This article was originally published on ETFTrends.com.
Oil was one of last year's worst-performing commodities, but the related exchange traded products immediately shook that laggard status to start 2019.
As of February 1, the United States Oil Fund (USO) , which tracks West Texas Intermediate crude oil futures, and the United States Brent Oil Fund (BNO) , which tracks Brent crude oil futures, were up an average of 18.50% to start 2019.

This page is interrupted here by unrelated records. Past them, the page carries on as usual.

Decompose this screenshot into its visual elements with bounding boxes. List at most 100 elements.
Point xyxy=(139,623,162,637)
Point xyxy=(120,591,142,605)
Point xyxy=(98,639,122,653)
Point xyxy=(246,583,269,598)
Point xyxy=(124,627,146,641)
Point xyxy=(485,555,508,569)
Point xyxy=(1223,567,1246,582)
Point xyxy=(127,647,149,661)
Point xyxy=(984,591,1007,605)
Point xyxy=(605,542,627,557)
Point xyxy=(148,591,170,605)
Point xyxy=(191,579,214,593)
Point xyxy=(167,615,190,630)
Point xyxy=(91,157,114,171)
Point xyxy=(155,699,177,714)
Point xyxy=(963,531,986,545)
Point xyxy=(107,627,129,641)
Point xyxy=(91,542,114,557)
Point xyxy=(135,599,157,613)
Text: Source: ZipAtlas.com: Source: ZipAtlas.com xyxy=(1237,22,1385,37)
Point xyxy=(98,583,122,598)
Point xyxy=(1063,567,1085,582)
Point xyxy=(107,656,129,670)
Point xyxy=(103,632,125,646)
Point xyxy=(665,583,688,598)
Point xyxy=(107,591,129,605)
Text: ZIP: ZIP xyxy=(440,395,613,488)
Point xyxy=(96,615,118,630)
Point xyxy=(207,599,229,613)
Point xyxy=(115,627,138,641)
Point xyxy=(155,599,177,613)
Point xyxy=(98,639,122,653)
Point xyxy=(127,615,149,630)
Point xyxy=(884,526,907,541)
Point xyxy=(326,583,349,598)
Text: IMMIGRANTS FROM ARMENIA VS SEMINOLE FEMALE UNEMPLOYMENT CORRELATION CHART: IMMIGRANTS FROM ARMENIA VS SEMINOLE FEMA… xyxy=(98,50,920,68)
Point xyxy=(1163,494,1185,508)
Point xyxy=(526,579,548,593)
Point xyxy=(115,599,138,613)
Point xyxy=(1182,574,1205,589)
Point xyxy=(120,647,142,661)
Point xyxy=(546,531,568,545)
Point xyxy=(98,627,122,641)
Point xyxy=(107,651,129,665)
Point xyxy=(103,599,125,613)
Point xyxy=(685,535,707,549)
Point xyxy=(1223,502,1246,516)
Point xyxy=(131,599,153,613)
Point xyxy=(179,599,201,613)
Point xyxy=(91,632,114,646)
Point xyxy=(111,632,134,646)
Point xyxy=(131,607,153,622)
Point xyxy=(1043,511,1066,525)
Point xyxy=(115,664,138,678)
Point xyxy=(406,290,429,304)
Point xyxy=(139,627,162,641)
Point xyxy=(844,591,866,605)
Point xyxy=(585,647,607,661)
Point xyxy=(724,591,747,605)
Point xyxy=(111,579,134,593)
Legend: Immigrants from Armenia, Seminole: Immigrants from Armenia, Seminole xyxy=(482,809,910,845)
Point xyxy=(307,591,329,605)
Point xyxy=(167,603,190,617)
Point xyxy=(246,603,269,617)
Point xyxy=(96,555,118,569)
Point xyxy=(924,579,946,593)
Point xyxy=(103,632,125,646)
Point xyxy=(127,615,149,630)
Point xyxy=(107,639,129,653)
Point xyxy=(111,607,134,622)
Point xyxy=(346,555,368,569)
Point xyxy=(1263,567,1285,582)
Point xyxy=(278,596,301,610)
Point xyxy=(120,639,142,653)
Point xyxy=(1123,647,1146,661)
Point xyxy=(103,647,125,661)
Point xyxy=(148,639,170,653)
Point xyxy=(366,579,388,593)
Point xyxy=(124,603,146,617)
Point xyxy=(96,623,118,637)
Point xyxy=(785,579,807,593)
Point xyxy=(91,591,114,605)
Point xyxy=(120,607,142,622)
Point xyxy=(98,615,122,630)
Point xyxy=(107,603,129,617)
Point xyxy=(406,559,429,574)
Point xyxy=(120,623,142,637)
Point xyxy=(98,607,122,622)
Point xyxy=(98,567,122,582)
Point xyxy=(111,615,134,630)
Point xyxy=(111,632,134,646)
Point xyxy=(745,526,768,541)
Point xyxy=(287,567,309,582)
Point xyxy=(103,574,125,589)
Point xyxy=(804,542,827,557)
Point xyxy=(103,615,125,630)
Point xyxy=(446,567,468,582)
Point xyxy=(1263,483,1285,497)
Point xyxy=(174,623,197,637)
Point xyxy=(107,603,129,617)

Last week, the Energy Information Administration issued a bullish weekly report on U.S. inventories after it revealed crude stockpiles rose by less than 1 million barrels last week, compared to expectations of a 3.1 million-barrel rise. Gasoline inventories also unexpectedly dipped by 2.2 million barrels in their the first decline since mid November as refining activity slowed by 2.8 percentage points to 90.1% capacity utilization rate.
“The market is being boosted by optimism over the higher-level trade talks between the United States and China that were completed on January 31. Also underpinning the market is strong adherence to the OPEC-led supply cuts during January,” reports OilPrice.com.
January 2019 represents one of oil's best monthly performances on record. The month was Brent crude's best month since April 2016. Energy information provider Argus Media, said producer cuts will eventually help level oil prices again as 2019 wears on.
In December, lengthy Organization of the Petroleum Exporting Countries (OPEC) discussions finally came to a conclusion, resulting in a larger-than-expected production cut. OPEC and associated partners agreed to cut 1.2 million barrels per day with OPEC being responsible for 800,000 barrels.
Last week, “a number of events fueled a two-sided trade including a tightening of U.S. supply and the announcements of U.S. sanctions against Venezuela. Weak manufacturing PMI data from China also weighed on prices as well as a dovish outlook by the U.S. Federal Reserve,” according to OilPrice.com.
The latest production cut came as a surprise to many oil analysts as initial estimates were slated at 1 million barrels per day and 650,000 barrels per day for OPEC. Russia, though a non-OPEC member, has emerged as a major player in the negotiations, particularly when discussions got tense between rivals Saudi Arabia and Iran.
USO needs to rally another 14.84% to reclaim its 200-day moving average.